P.S. Hast du ein Konzept gemacht, musst du wirklich versch. Spannungen erkennen, nur Leitungsunterbruch?


----------



## PraktikantMarkus (14 Dezember 2011)

Hallo Leute,

 also ich bin erst mal total überrascht wie groß die Resonanz auf mein Posting hier war. Leider konnte ich nicht eher antworten da mein Laptop den Geist aufgegeben hat und ich dann nur sporadisch meine Mails an verschieden Orten lesen konnte.

 Also ich habe gewisse Hinweise verfolgt und ausgewertet und mir auch weiter Gedanken zum Thema gemacht.


 Aber erst mal zu den einzelnen Posts:

 @ Cassandra: Diese Tristate-Sache konnte ich irgendwie nicht so ideal für meine Aufgabe anwenden. Da ich keine Idee und keine Bauteile gefunden habe die ich industriell dafür nutzen konnte. Danke aber für die Idee!

 @ forellengarten: Die Idee habe ich zuvor auch verfolgt. Punkt 1 und 2 wollte ich auch so lösen. Punkt 3 ist eine gute Idee aber in meinen Augen ein großer Programmieraufwand um die Information zu erfassen. Erkläre gleich aber kurz noch einmal was ich genau wollte. Aber auch danke für die Idee mit dem Pulsen!

 @ mnuesser: Das es Klemmen von Beckhof gibt die bei  11-30V schalten ist richtig aber diese Klemmen gibt es nur positiv schaltend. Hätte Beckhoff die auch für negativ schaltende Klemmen wäre das Problem gelöst. Leider benötige ich nur maximal 5 Klemmen somit wird das wohl eher eine teure "Extrawurst" für uns.


 Mir ist aufgefallen das es noch einige Fragen gibt die ich schlecht erklärt habe:

 Also die Ausgangssituation ist die, dass ich einen Prüfstand konstruiere, dieser Prüfstand soll für verschiedene Baugruppen ausgelegt sein. Diese Baugruppen haben interne Platinen die  gewisse Digitale Signale ausgeben. Diese Platinen werden zum Teil mit 24V oder 12V betrieben (je nach Kundenwunsch). Aus diesem  Grund muss meine Prüfung 12V und 24V Signale verarbeiten können.

 Jetzt ist es so dass diese Platinen (je nach Kundenwunsch) entweder z.B. 4 Signale ausgeben können oder aber auch bis zu 12 Signale ausgeben.

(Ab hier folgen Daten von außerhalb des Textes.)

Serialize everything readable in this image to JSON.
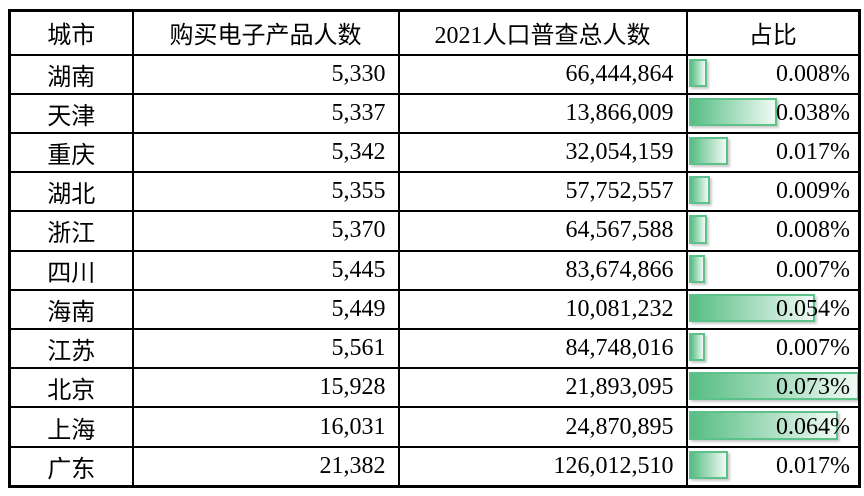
{
  "page": {
    "background_color": "#ffffff",
    "text_color": "#000000",
    "grid_color": "#000000"
  },
  "table": {
    "columns": [
      {
        "key": "city",
        "label": "城市"
      },
      {
        "key": "buyers",
        "label": "购买电子产品人数"
      },
      {
        "key": "population",
        "label": "2021人口普查总人数"
      },
      {
        "key": "share",
        "label": "占比"
      }
    ],
    "rows": [
      {
        "city": "湖南",
        "buyers": "5,330",
        "population": "66,444,864",
        "share_label": "0.008%",
        "share_value": 0.008
      },
      {
        "city": "天津",
        "buyers": "5,337",
        "population": "13,866,009",
        "share_label": "0.038%",
        "share_value": 0.038
      },
      {
        "city": "重庆",
        "buyers": "5,342",
        "population": "32,054,159",
        "share_label": "0.017%",
        "share_value": 0.017
      },
      {
        "city": "湖北",
        "buyers": "5,355",
        "population": "57,752,557",
        "share_label": "0.009%",
        "share_value": 0.009
      },
      {
        "city": "浙江",
        "buyers": "5,370",
        "population": "64,567,588",
        "share_label": "0.008%",
        "share_value": 0.008
      },
      {
        "city": "四川",
        "buyers": "5,445",
        "population": "83,674,866",
        "share_label": "0.007%",
        "share_value": 0.007
      },
      {
        "city": "海南",
        "buyers": "5,449",
        "population": "10,081,232",
        "share_label": "0.054%",
        "share_value": 0.054
      },
      {
        "city": "江苏",
        "buyers": "5,561",
        "population": "84,748,016",
        "share_label": "0.007%",
        "share_value": 0.007
      },
      {
        "city": "北京",
        "buyers": "15,928",
        "population": "21,893,095",
        "share_label": "0.073%",
        "share_value": 0.073
      },
      {
        "city": "上海",
        "buyers": "16,031",
        "population": "24,870,895",
        "share_label": "0.064%",
        "share_value": 0.064
      },
      {
        "city": "广东",
        "buyers": "21,382",
        "population": "126,012,510",
        "share_label": "0.017%",
        "share_value": 0.017
      }
    ],
    "databar": {
      "border_color": "#5CC289",
      "fill_start_color": "#57BD83",
      "fill_end_color": "#F0FAF4",
      "max_value": 0.073
    }
  },
  "chart_data": {
    "type": "table",
    "title": "",
    "columns": [
      "城市",
      "购买电子产品人数",
      "2021人口普查总人数",
      "占比"
    ],
    "rows": [
      [
        "湖南",
        5330,
        66444864,
        "0.008%"
      ],
      [
        "天津",
        5337,
        13866009,
        "0.038%"
      ],
      [
        "重庆",
        5342,
        32054159,
        "0.017%"
      ],
      [
        "湖北",
        5355,
        57752557,
        "0.009%"
      ],
      [
        "浙江",
        5370,
        64567588,
        "0.008%"
      ],
      [
        "四川",
        5445,
        83674866,
        "0.007%"
      ],
      [
        "海南",
        5449,
        10081232,
        "0.054%"
      ],
      [
        "江苏",
        5561,
        84748016,
        "0.007%"
      ],
      [
        "北京",
        15928,
        21893095,
        "0.073%"
      ],
      [
        "上海",
        16031,
        24870895,
        "0.064%"
      ],
      [
        "广东",
        21382,
        126012510,
        "0.017%"
      ]
    ],
    "databar_column": "占比",
    "databar_values_pct": [
      0.008,
      0.038,
      0.017,
      0.009,
      0.008,
      0.007,
      0.054,
      0.007,
      0.073,
      0.064,
      0.017
    ],
    "databar_scale": {
      "min": 0,
      "max": 0.073
    },
    "databar_style": "green gradient bar with green border, left-aligned in cell"
  }
}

Aus diesem Grund haben wir uns für einen 20poligen Stecker entschieden (etwas Reserve). Dabei sind Pin1 und Pin2 immer die Spannungsversorgung (12V/24V) alle anderen Pinne können jetzt einen Zustand einnehmen der entweder "high" (12/24V) oder "low" (0V) ist. Um auf das Beispiel zurück zu kehren, es kann sein das nun von den 4 Signalen zwei  "high" sind,  zwei  "low" sind und die restlichen Pinne nicht beschaltet sind zuzusagen einen "offenen Leiter " (OL) haben.

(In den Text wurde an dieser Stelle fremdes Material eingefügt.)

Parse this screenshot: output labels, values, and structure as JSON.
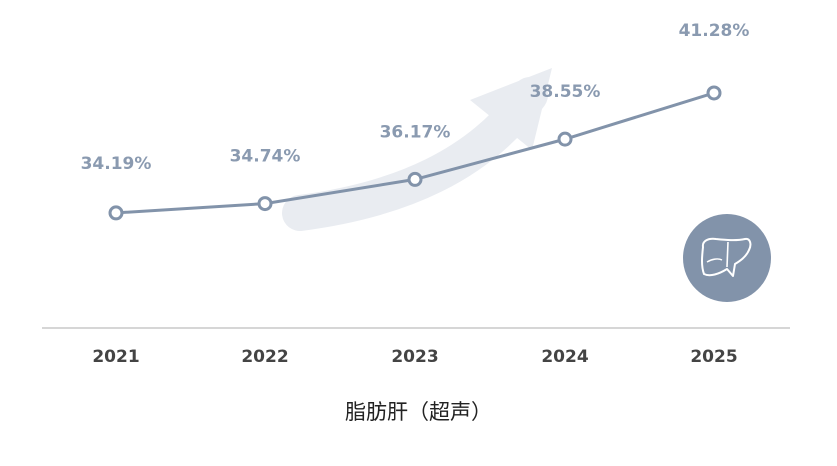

 An dieser Stelle möcht ich nun nicht überprüfen ob der Stecker aufgesteckt ist (das wird er immer sein) sondern ich möchte sehen ob ich ein "high", ein "low" oder ein "OL" (offener Leiter) an meinem Pin habe.   Meine neuste Überlegung dazu könnt ihr auf dem Bild erkennen. Habe leider erst mal nur diese Handskizze erstellen können. Die folgenden 4 Bilder sollen nun die einzelnen Zustände beschreiben.
Bild 0 soll die einmal die Verschaltung beschreiben.  Dabei sind K1 und K2 Relaiskontakte die es in 6mm Reihenklemmenformat gibt und so einen schlanken Aufbau im Schaltschrank erzielen kann.
Bild 1-3 soll die einzelnen Zustände beschreiben und es sind die Spannungsabfälle eingezeichnet.
Um nun die 12V Platinen auswerten zu können müsste die Dauerspannung auf 12V umgeschaltet werden.

Ich würde mich freuen wenn sich jemand äußert ob diese Schaltung so funktionieren könnte, oder ob ich etwas übersehen oder vergessen habe.

Mit freundlichen Grüßen

Markus


----------